Functional imaging and MRI spectroscopy may have eventual clinical utility. At present, they are promising research tools.
Behavioral disorders, memory, and executive dysfunction correlated with abnormalities of cingulate gyrus metabolism in 13 patients with severe head injuries who underwent resting 18F-fluorodeoxyglucose positron emission tomographic (PET) imaging and a battery of neuropsychological tests.
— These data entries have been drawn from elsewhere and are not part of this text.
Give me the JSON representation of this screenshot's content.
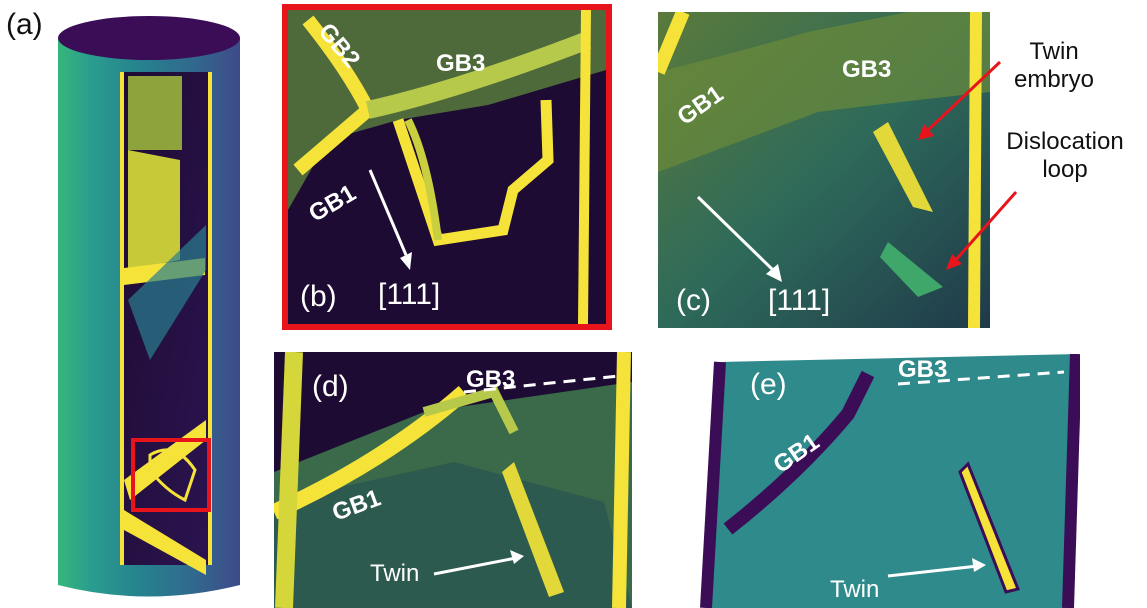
{
  "panels": {
    "a": {
      "label": "(a)"
    },
    "b": {
      "label": "(b)",
      "gb2": "GB2",
      "gb3": "GB3",
      "gb1": "GB1",
      "direction": "[111]"
    },
    "c": {
      "label": "(c)",
      "gb1": "GB1",
      "gb3": "GB3",
      "direction": "[111]",
      "twin_embryo": "Twin embryo",
      "dislocation_loop": "Dislocation loop"
    },
    "d": {
      "label": "(d)",
      "gb3": "GB3",
      "gb1": "GB1",
      "twin": "Twin"
    },
    "e": {
      "label": "(e)",
      "gb3": "GB3",
      "gb1": "GB1",
      "twin": "Twin"
    }
  },
  "colors": {
    "atom_yellow": "#f5e33a",
    "bulk_dark": "#1e0b33",
    "teal": "#2f8a8c",
    "deep_purple": "#3b0d57",
    "highlight_red": "#e8141b",
    "arrow_white": "#ffffff"
  }
}
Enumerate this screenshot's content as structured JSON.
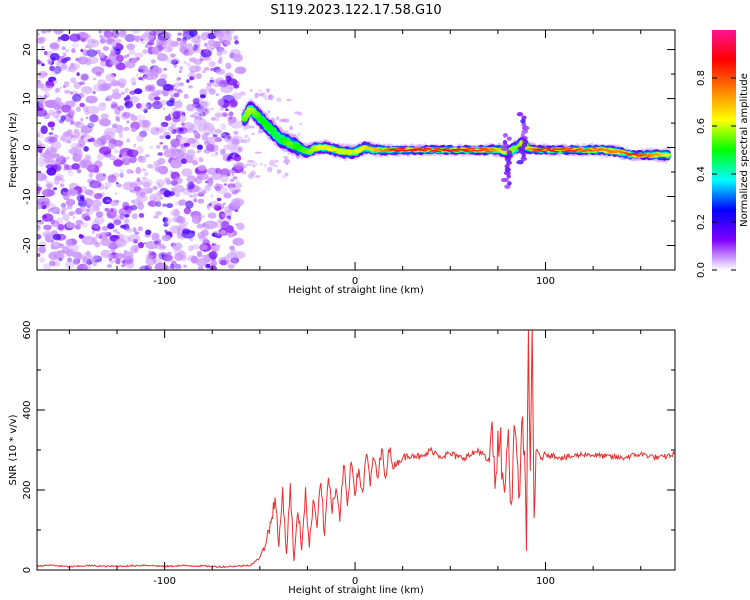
{
  "title": "S119.2023.122.17.58.G10",
  "chart_data": [
    {
      "type": "heatmap",
      "xlabel": "Height of straight line (km)",
      "ylabel": "Frequency (Hz)",
      "xlim": [
        -167,
        168
      ],
      "ylim": [
        -25,
        24
      ],
      "x_ticks": [
        -100,
        0,
        100
      ],
      "y_ticks": [
        -20,
        -10,
        0,
        10,
        20
      ],
      "colorbar": {
        "label": "Normalized spectral amplitude",
        "range": [
          0,
          1
        ],
        "ticks": [
          0.0,
          0.2,
          0.4,
          0.6,
          0.8
        ],
        "colors": [
          "#ffffff",
          "#8000ff",
          "#0000ff",
          "#00ffff",
          "#00ff00",
          "#ffff00",
          "#ff8000",
          "#ff0000",
          "#ff1493"
        ]
      },
      "noise_region_x": [
        -167,
        -60
      ],
      "ridge": [
        {
          "x": -58,
          "freq": 6.0,
          "amp": 0.55
        },
        {
          "x": -55,
          "freq": 8.0,
          "amp": 0.6
        },
        {
          "x": -50,
          "freq": 6.0,
          "amp": 0.5
        },
        {
          "x": -45,
          "freq": 4.0,
          "amp": 0.5
        },
        {
          "x": -40,
          "freq": 2.0,
          "amp": 0.45
        },
        {
          "x": -35,
          "freq": 1.0,
          "amp": 0.55
        },
        {
          "x": -30,
          "freq": 0.0,
          "amp": 0.5
        },
        {
          "x": -25,
          "freq": -1.0,
          "amp": 0.55
        },
        {
          "x": -20,
          "freq": 0.0,
          "amp": 0.6
        },
        {
          "x": -15,
          "freq": 0.0,
          "amp": 0.65
        },
        {
          "x": -10,
          "freq": -0.5,
          "amp": 0.6
        },
        {
          "x": -5,
          "freq": -1.0,
          "amp": 0.6
        },
        {
          "x": 0,
          "freq": -1.0,
          "amp": 0.6
        },
        {
          "x": 5,
          "freq": 0.0,
          "amp": 0.65
        },
        {
          "x": 10,
          "freq": -0.5,
          "amp": 0.7
        },
        {
          "x": 15,
          "freq": -0.5,
          "amp": 0.75
        },
        {
          "x": 20,
          "freq": -0.5,
          "amp": 0.85
        },
        {
          "x": 30,
          "freq": -0.5,
          "amp": 0.85
        },
        {
          "x": 40,
          "freq": -0.5,
          "amp": 0.85
        },
        {
          "x": 50,
          "freq": -0.5,
          "amp": 0.85
        },
        {
          "x": 60,
          "freq": -0.5,
          "amp": 0.85
        },
        {
          "x": 70,
          "freq": -0.5,
          "amp": 0.8
        },
        {
          "x": 75,
          "freq": -0.5,
          "amp": 0.7
        },
        {
          "x": 80,
          "freq": -1.0,
          "amp": 0.6
        },
        {
          "x": 85,
          "freq": 0.0,
          "amp": 0.55
        },
        {
          "x": 88,
          "freq": 1.0,
          "amp": 0.6
        },
        {
          "x": 90,
          "freq": 0.0,
          "amp": 0.65
        },
        {
          "x": 95,
          "freq": -0.5,
          "amp": 0.85
        },
        {
          "x": 100,
          "freq": -0.5,
          "amp": 0.85
        },
        {
          "x": 110,
          "freq": -0.5,
          "amp": 0.85
        },
        {
          "x": 120,
          "freq": -0.5,
          "amp": 0.8
        },
        {
          "x": 130,
          "freq": -0.5,
          "amp": 0.75
        },
        {
          "x": 140,
          "freq": -1.0,
          "amp": 0.75
        },
        {
          "x": 145,
          "freq": -1.5,
          "amp": 0.85
        },
        {
          "x": 150,
          "freq": -1.5,
          "amp": 0.85
        },
        {
          "x": 155,
          "freq": -1.5,
          "amp": 0.75
        },
        {
          "x": 160,
          "freq": -1.5,
          "amp": 0.7
        },
        {
          "x": 165,
          "freq": -1.5,
          "amp": 0.6
        }
      ]
    },
    {
      "type": "line",
      "xlabel": "Height of straight line (km)",
      "ylabel": "SNR (10 * v/v)",
      "xlim": [
        -167,
        168
      ],
      "ylim": [
        0,
        600
      ],
      "x_ticks": [
        -100,
        0,
        100
      ],
      "y_ticks": [
        0,
        200,
        400,
        600
      ],
      "color": "#e83030",
      "x": [
        -167,
        -160,
        -150,
        -140,
        -130,
        -120,
        -110,
        -100,
        -90,
        -80,
        -70,
        -60,
        -55,
        -50,
        -45,
        -42,
        -40,
        -38,
        -36,
        -34,
        -32,
        -30,
        -28,
        -26,
        -24,
        -22,
        -20,
        -18,
        -16,
        -14,
        -12,
        -10,
        -8,
        -6,
        -4,
        -2,
        0,
        2,
        4,
        6,
        8,
        10,
        12,
        14,
        16,
        18,
        20,
        25,
        30,
        35,
        40,
        45,
        50,
        55,
        60,
        65,
        70,
        72,
        74,
        76,
        78,
        80,
        82,
        84,
        86,
        88,
        90,
        91,
        92,
        93,
        94,
        95,
        96,
        98,
        100,
        105,
        110,
        120,
        130,
        140,
        150,
        160,
        168
      ],
      "y": [
        10,
        12,
        8,
        11,
        9,
        10,
        12,
        9,
        11,
        10,
        8,
        10,
        12,
        30,
        100,
        180,
        60,
        200,
        40,
        210,
        20,
        150,
        60,
        200,
        50,
        180,
        120,
        230,
        80,
        240,
        150,
        200,
        120,
        270,
        160,
        280,
        200,
        250,
        190,
        290,
        220,
        280,
        230,
        300,
        240,
        300,
        260,
        280,
        290,
        280,
        300,
        285,
        290,
        280,
        285,
        300,
        270,
        320,
        240,
        330,
        200,
        340,
        180,
        380,
        150,
        420,
        60,
        600,
        200,
        600,
        130,
        300,
        290,
        280,
        290,
        285,
        280,
        290,
        285,
        280,
        290,
        280,
        290
      ]
    }
  ]
}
A more recent study found that while only 34% of CT results were abnormal in 92 patients with mild head injury, 63% of SPECT results demonstrated regions of hypoperfusion within 72 hours of the trauma. Frontal hypoperfusion predominated in adults.
Proton magnetic resonance spectroscopy of frontal white matter that appears normal on MRI has shown a decrease in neuronal N-acetylaspartate spectra in patients with mild head injuries indicating aberrant metabolism.
EEG is of limited usefulness in patients with head injuries.
Although certain EEG patterns may have prognostic significance, considerable interpretation is needed, and sedative medications and electrical artifacts are confounding.
The most useful role of EEG in head injuries may be to assist in the diagnosis of nonconvulsive status epilepticus. In a landmark study of continuous EEG monitoring in patients hospitalized with traumatic brain injury, convulsive and nonconvulsive seizures were seen in 22%.  A 2012 study reported that severe slowing on continuous EEG monitoring related to delta waves or burst suppression patterns is associated with poor outcomes at 3 and 6 months in patients with traumatic brain injuries. 
A meta-analysis of the prognostic ability of somatosensory evoked potentials in predicting outcomes in patients with severe brain injuries examined 44 studies and found that if patients with focal lesions, recent decompressive craniotomies, or subdural and extradural fluid collections were excluded, bilaterally absent somatosensory evoked potentials correctly predicted unfavorable outcomes in 99.5% of patients. 
Although a comprehensive discussion of the histology of traumatic brain injury is beyond the scope of this article, several important newer immunohistochemical techniques have further elucidated the pathophysiology of brain injury.
Beta-amyloid precursor protein is made in the neuron and transported to the axon. The shear forces incurred in head injury damage the axon and beta-amyloid accumulates proximal to the injury. Special immunohistochemical stains for this substance have detected beta-amyloid accumulation as early as 35 minutes after severe head injuries in humans. 
As mentioned previously, apoptosis (programmed cell death) is initiated in brain trauma and may account for delayed loss of functioning. Using a combination of enzymatic and immunohistochemical marking, the DNA fragmentation accompanying apoptosis has been documented in human trauma patients and occurs from 2 hours to 12 days after the initial injury. 
Chronic repetitive head injuries in athletes results in a tauopathy, which was previously known as dementia pugilistica (it is not confined to boxers alone). Tau reactive neurofibrillary tangles and astrocytic tangles accumulate primarily in the frontal and temporal cortices in irregular patches, preferentially occupying the depths of sulci.